Dove fanno il deserto, dicono che c'è la pace
Tacito
Conflitto. È questo il tema a cui abbiamo deciso di dedicare il lavoro e la programmazione dell’anno che verrà. In un contesto in cui la guerra domina lo scenario internazionale, conflittuale deve essere considerare e introiettare la nonviolenza – interpretando le parole di Enrico Peyretti, attivista, saggista e intellettuale impegnato nella ricerca per la pace e nel movimento per la nonviolenza – come parte del conflitto, in qualità di elemento capace di gestirlo «con la forza della sincerità, in modo tale da condurlo ad essere un atto di vita e di verità». Stare nel conflitto «per trasformarlo da mortale in vitale, da eliminatorio in costruttivo», in sintesi.
Il conflitto, dunque, come azione che rifiuta il concetto di violenza e di guerra spesso sovrapponibili tra loro come sottolineato dal pedagogista Daniele Novara, fondatore e direttore del Centro Psico Pedagogico per l’educazione e la gestione dei conflitti di Piacenza. Da qui l’ulteriore sollecitazione a guardare al conflitto come «territorio di esperienza» distinto da quello della violenza, vista a sua volta come una «incapacità di stare nel conflitto». Un conflitto che sappia innescare cambiamento e capacità di rinnovamento.

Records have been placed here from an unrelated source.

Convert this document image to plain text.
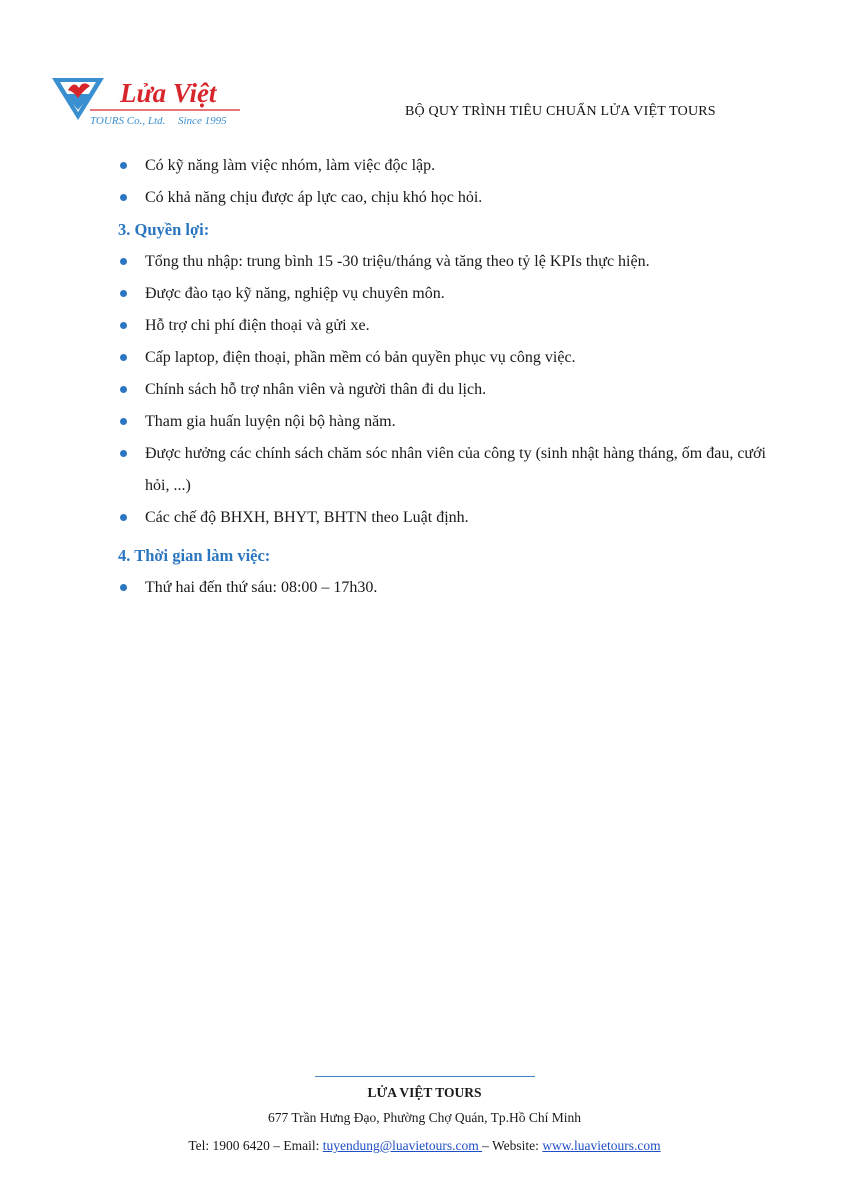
Lửa Việt
TOURS Co., Ltd. Since 1995
BỘ QUY TRÌNH TIÊU CHUẨN LỬA VIỆT TOURS
Có kỹ năng làm việc nhóm, làm việc độc lập.
Có khả năng chịu được áp lực cao, chịu khó học hỏi.
3. Quyền lợi:
Tổng thu nhập: trung bình 15 -30 triệu/tháng và tăng theo tỷ lệ KPIs thực hiện.
Được đào tạo kỹ năng, nghiệp vụ chuyên môn.
Hỗ trợ chi phí điện thoại và gửi xe.
Cấp laptop, điện thoại, phần mềm có bản quyền phục vụ công việc.
Chính sách hỗ trợ nhân viên và người thân đi du lịch.
Tham gia huấn luyện nội bộ hàng năm.
Được hưởng các chính sách chăm sóc nhân viên của công ty (sinh nhật hàng tháng, ốm đau, cưới hỏi, ...)
Các chế độ BHXH, BHYT, BHTN theo Luật định.
4. Thời gian làm việc:
Thứ hai đến thứ sáu: 08:00 – 17h30.
LỬA VIỆT TOURS
677 Trần Hưng Đạo, Phường Chợ Quán, Tp.Hồ Chí Minh
Tel: 1900 6420 – Email: tuyendung@luavietours.com – Website: www.luavietours.com
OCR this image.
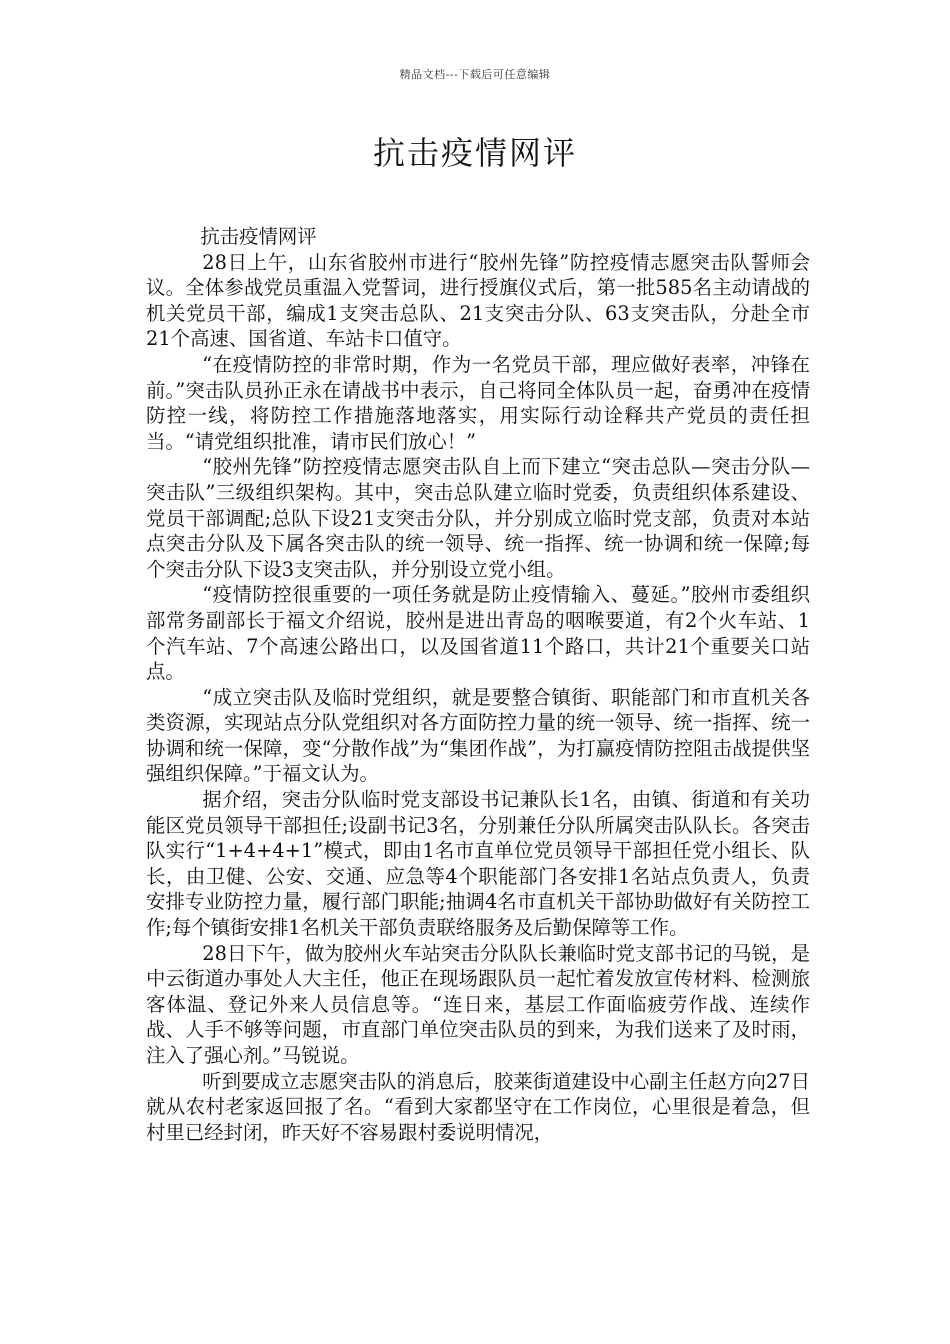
精品文档---下载后可任意编辑
抗击疫情网评

抗击疫情网评

28日上午，山东省胶州市进行“胶州先锋”防控疫情志愿突击队誓师会议。全体参战党员重温入党誓词，进行授旗仪式后，第一批585名主动请战的机关党员干部，编成1支突击总队、21支突击分队、63支突击队，分赴全市21个高速、国省道、车站卡口值守。

“在疫情防控的非常时期，作为一名党员干部，理应做好表率，冲锋在前。”突击队员孙正永在请战书中表示，自己将同全体队员一起，奋勇冲在疫情防控一线，将防控工作措施落地落实，用实际行动诠释共产党员的责任担当。“请党组织批准，请市民们放心！”

“胶州先锋”防控疫情志愿突击队自上而下建立“突击总队—突击分队—突击队”三级组织架构。其中，突击总队建立临时党委，负责组织体系建设、党员干部调配;总队下设21支突击分队，并分别成立临时党支部，负责对本站点突击分队及下属各突击队的统一领导、统一指挥、统一协调和统一保障;每个突击分队下设3支突击队，并分别设立党小组。

“疫情防控很重要的一项任务就是防止疫情输入、蔓延。”胶州市委组织部常务副部长于福文介绍说，胶州是进出青岛的咽喉要道，有2个火车站、1个汽车站、7个高速公路出口，以及国省道11个路口，共计21个重要关口站点。

“成立突击队及临时党组织，就是要整合镇街、职能部门和市直机关各类资源，实现站点分队党组织对各方面防控力量的统一领导、统一指挥、统一协调和统一保障，变“分散作战”为“集团作战”，为打赢疫情防控阻击战提供坚强组织保障。”于福文认为。

据介绍，突击分队临时党支部设书记兼队长1名，由镇、街道和有关功能区党员领导干部担任;设副书记3名，分别兼任分队所属突击队队长。各突击队实行“1+4+4+1”模式，即由1名市直单位党员领导干部担任党小组长、队长，由卫健、公安、交通、应急等4个职能部门各安排1名站点负责人，负责安排专业防控力量，履行部门职能;抽调4名市直机关干部协助做好有关防控工作;每个镇街安排1名机关干部负责联络服务及后勤保障等工作。

28日下午，做为胶州火车站突击分队队长兼临时党支部书记的马锐，是中云街道办事处人大主任，他正在现场跟队员一起忙着发放宣传材料、检测旅客体温、登记外来人员信息等。“连日来，基层工作面临疲劳作战、连续作战、人手不够等问题，市直部门单位突击队员的到来，为我们送来了及时雨，注入了强心剂。”马锐说。

听到要成立志愿突击队的消息后，胶莱街道建设中心副主任赵方向27日就从农村老家返回报了名。“看到大家都坚守在工作岗位，心里很是着急，但村里已经封闭，昨天好不容易跟村委说明情况，
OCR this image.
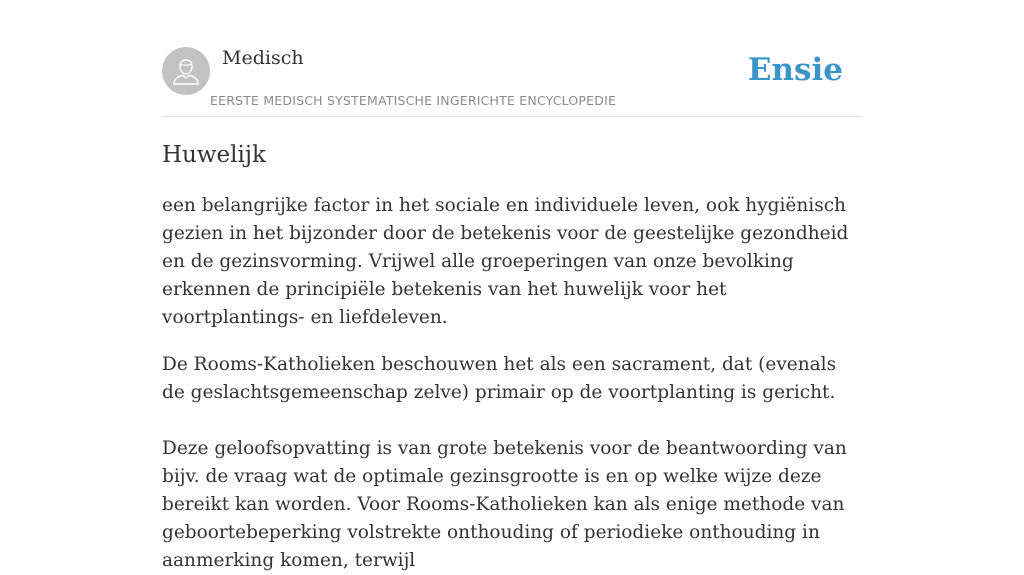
Medisch
EERSTE MEDISCH SYSTEMATISCHE INGERICHTE ENCYCLOPEDIE
Ensie
Huwelijk

een belangrijke factor in het sociale en individuele leven, ook hygiënisch gezien in het bijzonder door de betekenis voor de geestelijke gezondheid en de gezinsvorming. Vrijwel alle groeperingen van onze bevolking erkennen de principiële betekenis van het huwelijk voor het voortplantings- en liefdeleven.

De Rooms-Katholieken beschouwen het als een sacrament, dat (evenals de geslachtsgemeenschap zelve) primair op de voortplanting is gericht.

Deze geloofsopvatting is van grote betekenis voor de beantwoording van bijv. de vraag wat de optimale gezinsgrootte is en op welke wijze deze bereikt kan worden. Voor Rooms-Katholieken kan als enige methode van geboortebeperking volstrekte onthouding of periodieke onthouding in aanmerking komen, terwijl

Conflittuale è naturalmente la relazione che nel nostro operato quotidiano viviamo con docenti, ragazzi e ragazze, enti e istituzioni con cui entriamo in contatto. Conflittuale è il quotidiano scambio di idee e di opinioni. Conflittuale è la nostra presenza sul territorio in cui operiamo e in quelli in cui ci accingiamo ad operare. Conflittuale è la creazione di un nuovo immaginario antimafia.
Conflittuale è la nostra antimafia sociale come pratica e punto d’osservazione per contrastare le povertà educative e culturali. E altrettanto conflittuale deve essere estendere la sfera dei diritti per arginare le disuguaglianze, come pure mettere in crisi il presente attraverso nuove strade e nuove alleanze per alimentare uno sguardo capace di costruire futuro.
Così, alla luce di quanto abbiamo praticato ed agito in questi ultimi mesi, la parola conflitto è emersa ed emerge come parola urgente e non rinviabile nelle nostre riflessioni e nel nostro percorso. Uno strumento di crescita democratica, quindi da praticare. Un mezzo di comprensione del mondo e di azione al suo interno, perché capace di racchiudere un percorso politico-culturale che si rinnovi e che abbia – come macro-obiettivo – la necessità di dare nuova linfa e nervatura a un patrimonio comune di valori da praticare e da mettere in campo. Un conflitto che sappia essere elemento di contraddizione nelle azioni e nelle narrazioni legate a una serie di temi a noi cari: mafie e antimafia, processi educativi, economia, questioni di genere, forme di racconto ed immaginari (musica, fumetto, teatro, podcast etc.).
Avremo modo nel corso dei prossimi mesi di confrontarci e discutere. Ci saranno momenti pubblici, riflessioni che condivideremo con voi attraverso i nostri canali e contributi che diventeranno oggetto di pubblicazioni specifiche con Tre Sei Zero, il nostro osservatorio su giovani, mafie e periferie, sempre con l’obiettivo di creare, agire e trasformare il nostro presente.